The National Asset Management Agency (NAMA) plans to sell two portfolios of property loans with a combined face value of €6bn as it continues what has become an accelerated wind-down of its stock of risky commercial real estate debt, three people with knowledge of the matter said.
The loans will be split into two groups of €3bn each and will be sold at a discount, said the people, who asked not to be identified because the plans are private. A spokesman for NAMA declined to comment.
The Government set up NAMA in 2009 to take over €74bn of commercial real estate loans held by Ireland’s banks and sell them over as many as 10 years.

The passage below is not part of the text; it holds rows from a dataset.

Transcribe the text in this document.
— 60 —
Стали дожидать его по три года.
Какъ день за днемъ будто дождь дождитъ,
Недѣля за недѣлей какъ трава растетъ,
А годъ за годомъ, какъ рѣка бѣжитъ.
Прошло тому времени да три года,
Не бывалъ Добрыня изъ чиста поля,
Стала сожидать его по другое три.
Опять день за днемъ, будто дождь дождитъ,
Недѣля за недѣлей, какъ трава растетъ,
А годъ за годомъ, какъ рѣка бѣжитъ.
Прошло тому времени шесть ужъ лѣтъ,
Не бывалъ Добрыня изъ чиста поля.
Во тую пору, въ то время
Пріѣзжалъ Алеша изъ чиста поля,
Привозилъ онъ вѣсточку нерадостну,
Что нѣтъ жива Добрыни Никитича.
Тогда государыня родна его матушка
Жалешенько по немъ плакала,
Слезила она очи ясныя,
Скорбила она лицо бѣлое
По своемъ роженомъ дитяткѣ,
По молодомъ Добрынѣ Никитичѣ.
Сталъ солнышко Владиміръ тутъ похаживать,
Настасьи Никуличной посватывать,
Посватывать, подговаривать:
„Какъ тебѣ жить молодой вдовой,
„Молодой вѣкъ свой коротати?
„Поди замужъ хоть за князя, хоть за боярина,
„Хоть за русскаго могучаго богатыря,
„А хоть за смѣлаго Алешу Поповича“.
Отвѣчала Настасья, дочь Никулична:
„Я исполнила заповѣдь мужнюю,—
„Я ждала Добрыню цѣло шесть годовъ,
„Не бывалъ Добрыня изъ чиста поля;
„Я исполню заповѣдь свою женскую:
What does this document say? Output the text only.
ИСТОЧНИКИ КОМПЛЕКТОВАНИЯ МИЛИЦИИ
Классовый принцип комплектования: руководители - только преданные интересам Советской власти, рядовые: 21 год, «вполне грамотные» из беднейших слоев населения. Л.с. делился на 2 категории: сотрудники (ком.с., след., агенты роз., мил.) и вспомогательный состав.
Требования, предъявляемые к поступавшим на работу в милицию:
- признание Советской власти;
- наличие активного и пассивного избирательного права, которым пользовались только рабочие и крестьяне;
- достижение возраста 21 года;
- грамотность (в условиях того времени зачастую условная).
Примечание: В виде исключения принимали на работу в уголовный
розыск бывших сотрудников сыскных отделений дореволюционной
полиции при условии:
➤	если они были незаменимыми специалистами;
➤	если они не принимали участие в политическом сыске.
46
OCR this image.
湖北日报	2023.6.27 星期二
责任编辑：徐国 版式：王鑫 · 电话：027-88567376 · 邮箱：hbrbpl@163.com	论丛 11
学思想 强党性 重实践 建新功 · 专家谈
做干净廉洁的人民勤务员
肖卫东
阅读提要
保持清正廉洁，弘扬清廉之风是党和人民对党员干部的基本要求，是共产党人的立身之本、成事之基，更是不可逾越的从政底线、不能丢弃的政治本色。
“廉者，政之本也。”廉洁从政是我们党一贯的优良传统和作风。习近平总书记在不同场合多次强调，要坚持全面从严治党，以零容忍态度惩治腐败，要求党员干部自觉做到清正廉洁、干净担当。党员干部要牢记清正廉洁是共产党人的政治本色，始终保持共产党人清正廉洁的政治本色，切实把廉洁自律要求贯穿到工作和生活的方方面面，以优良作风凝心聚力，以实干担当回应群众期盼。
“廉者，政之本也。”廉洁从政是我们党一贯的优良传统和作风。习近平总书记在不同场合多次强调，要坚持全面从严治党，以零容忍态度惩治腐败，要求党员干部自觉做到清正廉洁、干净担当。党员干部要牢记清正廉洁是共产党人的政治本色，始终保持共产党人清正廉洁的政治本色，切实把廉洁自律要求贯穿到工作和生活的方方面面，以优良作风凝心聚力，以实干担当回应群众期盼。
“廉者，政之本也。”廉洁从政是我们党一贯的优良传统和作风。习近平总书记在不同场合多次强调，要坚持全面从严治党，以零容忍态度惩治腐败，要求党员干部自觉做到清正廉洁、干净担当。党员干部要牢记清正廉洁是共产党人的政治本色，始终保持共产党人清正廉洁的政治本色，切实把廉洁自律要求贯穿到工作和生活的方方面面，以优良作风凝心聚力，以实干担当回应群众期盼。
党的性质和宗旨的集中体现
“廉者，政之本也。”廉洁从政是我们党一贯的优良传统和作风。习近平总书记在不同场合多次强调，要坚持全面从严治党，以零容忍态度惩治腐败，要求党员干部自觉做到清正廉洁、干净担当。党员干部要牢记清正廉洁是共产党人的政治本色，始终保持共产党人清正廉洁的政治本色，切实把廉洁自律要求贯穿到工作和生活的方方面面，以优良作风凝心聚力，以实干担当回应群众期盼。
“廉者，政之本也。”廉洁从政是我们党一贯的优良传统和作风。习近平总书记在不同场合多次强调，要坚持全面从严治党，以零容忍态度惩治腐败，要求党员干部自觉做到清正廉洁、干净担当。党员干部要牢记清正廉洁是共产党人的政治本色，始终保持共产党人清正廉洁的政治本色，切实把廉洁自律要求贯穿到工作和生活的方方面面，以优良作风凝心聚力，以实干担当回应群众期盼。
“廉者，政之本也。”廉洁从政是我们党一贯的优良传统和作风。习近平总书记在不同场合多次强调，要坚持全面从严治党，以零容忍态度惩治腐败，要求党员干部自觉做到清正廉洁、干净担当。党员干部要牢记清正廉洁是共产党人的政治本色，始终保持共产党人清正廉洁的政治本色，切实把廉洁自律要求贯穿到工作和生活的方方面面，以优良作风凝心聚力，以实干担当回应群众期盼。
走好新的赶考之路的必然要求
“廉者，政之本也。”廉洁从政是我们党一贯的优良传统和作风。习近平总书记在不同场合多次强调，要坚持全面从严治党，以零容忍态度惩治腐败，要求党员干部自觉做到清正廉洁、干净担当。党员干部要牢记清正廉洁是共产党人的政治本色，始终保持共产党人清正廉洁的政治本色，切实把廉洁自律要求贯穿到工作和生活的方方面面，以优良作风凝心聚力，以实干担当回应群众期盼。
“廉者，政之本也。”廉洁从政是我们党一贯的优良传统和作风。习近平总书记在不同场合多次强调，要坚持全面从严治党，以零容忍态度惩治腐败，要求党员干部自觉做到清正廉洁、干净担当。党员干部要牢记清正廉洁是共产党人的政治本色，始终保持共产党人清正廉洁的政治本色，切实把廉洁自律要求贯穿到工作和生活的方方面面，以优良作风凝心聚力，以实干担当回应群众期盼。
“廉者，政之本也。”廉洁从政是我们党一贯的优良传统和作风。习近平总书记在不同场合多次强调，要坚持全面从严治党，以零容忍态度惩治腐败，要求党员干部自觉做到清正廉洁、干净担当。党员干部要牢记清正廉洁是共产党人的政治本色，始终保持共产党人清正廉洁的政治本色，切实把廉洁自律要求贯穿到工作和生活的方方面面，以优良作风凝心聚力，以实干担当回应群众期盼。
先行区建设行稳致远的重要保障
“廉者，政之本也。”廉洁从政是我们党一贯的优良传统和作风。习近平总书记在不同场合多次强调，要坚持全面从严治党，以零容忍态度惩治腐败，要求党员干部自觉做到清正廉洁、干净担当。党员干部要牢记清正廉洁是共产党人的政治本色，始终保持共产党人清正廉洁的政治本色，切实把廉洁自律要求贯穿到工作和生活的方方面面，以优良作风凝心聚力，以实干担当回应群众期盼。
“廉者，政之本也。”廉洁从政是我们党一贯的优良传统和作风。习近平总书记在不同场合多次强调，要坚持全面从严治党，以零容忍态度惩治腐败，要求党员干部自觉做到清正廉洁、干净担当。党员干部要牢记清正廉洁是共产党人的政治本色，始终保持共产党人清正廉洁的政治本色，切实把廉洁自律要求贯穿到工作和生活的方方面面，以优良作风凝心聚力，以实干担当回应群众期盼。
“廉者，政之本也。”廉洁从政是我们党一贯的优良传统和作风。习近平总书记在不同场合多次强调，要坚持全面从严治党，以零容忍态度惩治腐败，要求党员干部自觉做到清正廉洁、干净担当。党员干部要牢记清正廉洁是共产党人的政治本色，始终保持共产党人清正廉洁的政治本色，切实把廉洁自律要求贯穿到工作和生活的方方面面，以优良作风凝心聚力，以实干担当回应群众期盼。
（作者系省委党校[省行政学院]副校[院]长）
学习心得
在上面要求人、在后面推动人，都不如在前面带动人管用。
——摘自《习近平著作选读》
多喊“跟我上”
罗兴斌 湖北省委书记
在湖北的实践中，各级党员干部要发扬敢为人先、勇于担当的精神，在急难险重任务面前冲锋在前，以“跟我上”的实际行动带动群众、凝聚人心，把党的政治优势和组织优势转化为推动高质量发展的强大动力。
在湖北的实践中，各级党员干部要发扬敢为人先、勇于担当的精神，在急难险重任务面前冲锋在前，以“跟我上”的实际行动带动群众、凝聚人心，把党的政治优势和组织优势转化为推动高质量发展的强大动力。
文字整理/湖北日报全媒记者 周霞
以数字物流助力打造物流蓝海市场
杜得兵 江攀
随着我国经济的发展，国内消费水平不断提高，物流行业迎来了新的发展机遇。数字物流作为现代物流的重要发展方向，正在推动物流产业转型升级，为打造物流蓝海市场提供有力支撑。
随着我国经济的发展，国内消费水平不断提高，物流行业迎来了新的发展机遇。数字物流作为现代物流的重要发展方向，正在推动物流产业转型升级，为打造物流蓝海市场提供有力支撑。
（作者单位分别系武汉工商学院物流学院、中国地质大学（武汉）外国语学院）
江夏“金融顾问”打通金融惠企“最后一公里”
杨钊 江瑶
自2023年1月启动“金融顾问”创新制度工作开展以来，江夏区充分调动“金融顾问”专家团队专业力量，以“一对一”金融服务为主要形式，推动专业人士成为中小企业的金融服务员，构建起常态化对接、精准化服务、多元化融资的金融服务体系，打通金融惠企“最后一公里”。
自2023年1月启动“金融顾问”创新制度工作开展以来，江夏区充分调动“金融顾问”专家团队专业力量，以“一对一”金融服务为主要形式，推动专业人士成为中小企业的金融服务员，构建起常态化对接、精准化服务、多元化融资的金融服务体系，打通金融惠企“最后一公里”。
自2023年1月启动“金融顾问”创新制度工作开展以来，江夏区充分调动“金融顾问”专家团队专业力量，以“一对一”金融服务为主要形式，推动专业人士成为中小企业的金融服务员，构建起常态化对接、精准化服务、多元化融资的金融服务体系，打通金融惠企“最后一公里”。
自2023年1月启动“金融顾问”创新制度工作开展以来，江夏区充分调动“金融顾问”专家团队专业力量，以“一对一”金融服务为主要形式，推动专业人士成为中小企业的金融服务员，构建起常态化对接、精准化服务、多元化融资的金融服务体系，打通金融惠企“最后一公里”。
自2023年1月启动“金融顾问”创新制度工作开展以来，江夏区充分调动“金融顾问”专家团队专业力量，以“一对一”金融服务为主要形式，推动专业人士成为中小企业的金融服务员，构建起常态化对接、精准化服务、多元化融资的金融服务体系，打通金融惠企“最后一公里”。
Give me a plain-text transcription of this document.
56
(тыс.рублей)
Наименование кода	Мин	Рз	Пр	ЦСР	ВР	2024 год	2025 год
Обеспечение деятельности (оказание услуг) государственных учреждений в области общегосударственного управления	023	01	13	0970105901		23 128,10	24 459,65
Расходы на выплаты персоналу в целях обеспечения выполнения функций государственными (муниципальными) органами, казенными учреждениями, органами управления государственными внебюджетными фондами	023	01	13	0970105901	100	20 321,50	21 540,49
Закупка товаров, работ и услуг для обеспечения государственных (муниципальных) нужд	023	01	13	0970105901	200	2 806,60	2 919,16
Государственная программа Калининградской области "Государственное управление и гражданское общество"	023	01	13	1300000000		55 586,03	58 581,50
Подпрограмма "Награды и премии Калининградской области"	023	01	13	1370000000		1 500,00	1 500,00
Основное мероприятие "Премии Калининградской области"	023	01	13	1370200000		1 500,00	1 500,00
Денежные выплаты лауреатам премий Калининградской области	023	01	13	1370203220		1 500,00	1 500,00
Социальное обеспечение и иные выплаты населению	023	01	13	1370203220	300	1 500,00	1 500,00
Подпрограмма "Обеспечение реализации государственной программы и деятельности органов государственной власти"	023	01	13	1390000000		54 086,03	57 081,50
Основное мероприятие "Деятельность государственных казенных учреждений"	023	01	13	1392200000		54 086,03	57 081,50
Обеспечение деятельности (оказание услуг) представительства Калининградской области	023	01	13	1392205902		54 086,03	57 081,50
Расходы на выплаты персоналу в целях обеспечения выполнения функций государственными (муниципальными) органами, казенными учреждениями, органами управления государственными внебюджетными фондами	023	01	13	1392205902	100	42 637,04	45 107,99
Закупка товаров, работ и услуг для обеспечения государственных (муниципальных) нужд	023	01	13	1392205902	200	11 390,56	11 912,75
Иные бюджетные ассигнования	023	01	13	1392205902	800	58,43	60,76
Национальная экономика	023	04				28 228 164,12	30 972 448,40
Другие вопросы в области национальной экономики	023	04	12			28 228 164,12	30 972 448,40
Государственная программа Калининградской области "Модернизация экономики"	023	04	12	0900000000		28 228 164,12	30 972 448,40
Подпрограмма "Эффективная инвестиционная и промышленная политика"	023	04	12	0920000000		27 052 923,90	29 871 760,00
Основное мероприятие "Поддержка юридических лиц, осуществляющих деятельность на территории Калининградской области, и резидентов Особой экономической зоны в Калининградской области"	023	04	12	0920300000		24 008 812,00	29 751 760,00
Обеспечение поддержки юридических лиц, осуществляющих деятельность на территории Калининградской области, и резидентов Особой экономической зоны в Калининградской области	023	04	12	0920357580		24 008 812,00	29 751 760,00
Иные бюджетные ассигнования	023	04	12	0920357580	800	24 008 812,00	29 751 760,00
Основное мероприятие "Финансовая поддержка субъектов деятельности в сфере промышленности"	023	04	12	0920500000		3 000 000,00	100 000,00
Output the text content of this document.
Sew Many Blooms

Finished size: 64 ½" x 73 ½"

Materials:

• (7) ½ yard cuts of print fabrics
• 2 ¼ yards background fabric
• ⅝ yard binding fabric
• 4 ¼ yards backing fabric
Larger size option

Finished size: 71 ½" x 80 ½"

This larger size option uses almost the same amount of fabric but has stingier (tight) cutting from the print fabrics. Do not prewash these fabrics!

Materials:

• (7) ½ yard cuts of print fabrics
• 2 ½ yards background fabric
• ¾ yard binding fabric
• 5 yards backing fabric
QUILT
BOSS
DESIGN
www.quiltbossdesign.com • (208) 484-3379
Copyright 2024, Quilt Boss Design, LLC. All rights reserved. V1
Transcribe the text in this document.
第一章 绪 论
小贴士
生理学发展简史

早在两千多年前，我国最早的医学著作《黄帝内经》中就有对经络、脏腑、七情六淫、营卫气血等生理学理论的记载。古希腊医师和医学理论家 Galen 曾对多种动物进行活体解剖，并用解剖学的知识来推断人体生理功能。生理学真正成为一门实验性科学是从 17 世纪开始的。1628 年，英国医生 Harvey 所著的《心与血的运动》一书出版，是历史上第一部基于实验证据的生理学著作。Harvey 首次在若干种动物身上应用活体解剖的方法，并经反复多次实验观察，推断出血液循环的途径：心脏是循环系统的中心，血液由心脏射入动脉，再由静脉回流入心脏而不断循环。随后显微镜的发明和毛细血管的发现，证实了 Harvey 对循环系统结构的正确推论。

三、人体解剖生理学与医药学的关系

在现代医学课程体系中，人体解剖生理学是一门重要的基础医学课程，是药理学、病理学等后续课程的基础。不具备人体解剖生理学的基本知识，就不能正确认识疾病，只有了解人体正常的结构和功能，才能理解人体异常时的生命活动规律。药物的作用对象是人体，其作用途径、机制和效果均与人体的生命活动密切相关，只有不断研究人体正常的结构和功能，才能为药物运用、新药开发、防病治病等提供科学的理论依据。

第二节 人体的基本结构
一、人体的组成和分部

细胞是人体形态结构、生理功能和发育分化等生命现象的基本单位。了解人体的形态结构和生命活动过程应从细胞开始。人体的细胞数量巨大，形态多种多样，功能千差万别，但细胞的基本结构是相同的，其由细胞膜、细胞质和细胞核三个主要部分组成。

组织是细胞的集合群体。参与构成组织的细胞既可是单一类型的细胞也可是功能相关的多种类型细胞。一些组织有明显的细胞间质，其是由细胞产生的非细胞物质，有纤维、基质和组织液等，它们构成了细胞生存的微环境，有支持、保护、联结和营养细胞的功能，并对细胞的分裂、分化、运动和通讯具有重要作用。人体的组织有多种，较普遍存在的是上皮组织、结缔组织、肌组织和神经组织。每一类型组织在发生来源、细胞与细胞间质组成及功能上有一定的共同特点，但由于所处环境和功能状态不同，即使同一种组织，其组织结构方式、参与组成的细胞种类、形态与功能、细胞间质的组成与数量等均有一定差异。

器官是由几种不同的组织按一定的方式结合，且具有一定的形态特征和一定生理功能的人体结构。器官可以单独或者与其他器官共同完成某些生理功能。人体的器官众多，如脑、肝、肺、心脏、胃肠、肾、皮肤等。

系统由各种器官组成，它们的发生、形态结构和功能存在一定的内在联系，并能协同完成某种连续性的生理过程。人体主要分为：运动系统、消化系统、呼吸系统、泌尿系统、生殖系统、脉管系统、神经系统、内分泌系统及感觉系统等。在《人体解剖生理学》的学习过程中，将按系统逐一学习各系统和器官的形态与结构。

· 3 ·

Last month, Nama selected Cerberus Capital Management as the preferred bidder for Project Arrow, a huge portfolio of debt with a face value of €6.3bn, the agency’s largest disposal by face value to date.
Speeding up its sales means NAMA has now repaid the bulk of the debt the agency incurred when it took over loans from the banks in 2010. So far 73pc of its original €30.2bn of senior bonds has been paid off from the proceeds of its own loan sell-offs, and rental and interest income.
The money then goes to the main banks and is used by them to reduce their debts, including to the Central Bank. The agency is working to a timetable that would leave just 20pc of the original senior debt in place by the end of 2016.
Under the original NAMA act, the agency is due to close after 10 years.